How to Make Time for the Gym When You're Tired, Busy, and Overworked


It's a universal agony: Those moments where physically getting yourself to the gym and depositing yourself on the treadmill (or whatever your exercise of choice) can sometimes take more strength than the fitness routine itself. From a never-ending list of excuses not to go (i.e. being too busy, too tired, too lazy), catching up on your favorite Netflix show almost always sounds better than sweating it out. Until, of course, you realize how amazing you'd feel if you had been working out according to the fitness goals you set for yourself months ago. To that end, motivation experts and certified fitness professionals share their tips to make sure you never miss a workout, no matter how tired, busy, or overworked you might be. Read on for three simple tips you can implement now.

Schedule Your Intention

In 2013, The Guardian cited psychologist, William James, author of The Principles of Psychology (published in 1890), on the importance of rituals, which goes something like: If you waste your energy trying to decide when or where to work, you'll sabotage your capacity to do the work. Meaning, give yourself the opportunity to consistently show up for your workouts by getting specific about when you will hit the gym, push play on a streaming HIIT class, or take that walk. The more specific you are when scheduling your workouts, according to Atomic Habits author James Clear, the greater chance of completing your goal. This way, you unburden yourself with making a real-time decision for when and where to workout. For example, instead of I'm going to work out tomorrow, try, I'm going to walk around the park for 30 minutes at 2pm tomorrow.

Try the Stacking Method

Going a step further, and keeping your scheduled workouts in mind, try the stacking method. "One of the best ways to build a new habit is to identify a current habit you already do each day and then stack your new behavior on top. This is called habit stacking," writes Clear. As Clear explains, our current habits are just that; they're automatic—think, brushing your teeth as soon as you get up, then brewing a cup of coffee before you leave for work. So, "by linking your new habits to a cycle that is already built into your brain, you make it more likely that you'll stick to the new behavior." That said, in addition to scheduling your workout, you can tack it on to something you typically don't think twice about, like eating lunch at Noon each day. Now, using habit stacking, your intention might look like this: After I eat lunch at Noon each day, I will walk around the park for 30 minutes.
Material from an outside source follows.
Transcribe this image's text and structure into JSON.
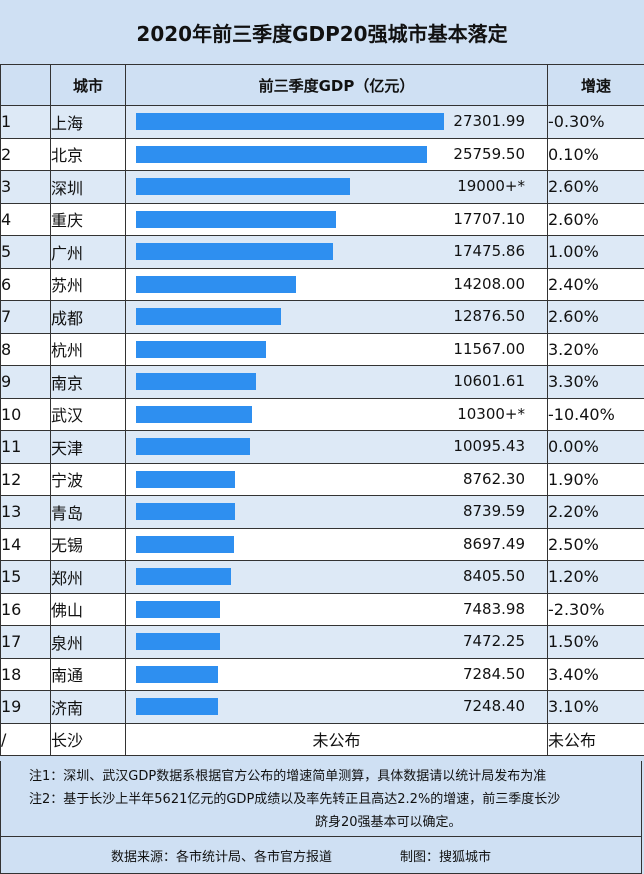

Work With the Time You Do Have

You might be thinking, What if I don't have 30 minutes? The solution is simple: Work with the time you have. Mike Clancy, a certified strength and conditioning specialist, tells SELF, “Ten minutes is better than five, and five minutes is better than zero,” he explains. That way, it's not about having a perfect workout every single time, Clancy says. It's about consistency, which you'll build if you implement smart strategies like scheduling your workouts, or stacking them before or after your current habits. “It’s not a failure if you didn’t hit every target,” he says.

Think of it this way: “Just showing up is more than half the battle,” Kellen Scantlebury, D.P.T., C.S.C.S., founder of Fit Club NY, tells SELF. Instead of fretting over the intensity of the workout or how depleted you might feel afterward, make it priority number one to show up, and bonus points if you've got your yoga pants or sneakers on.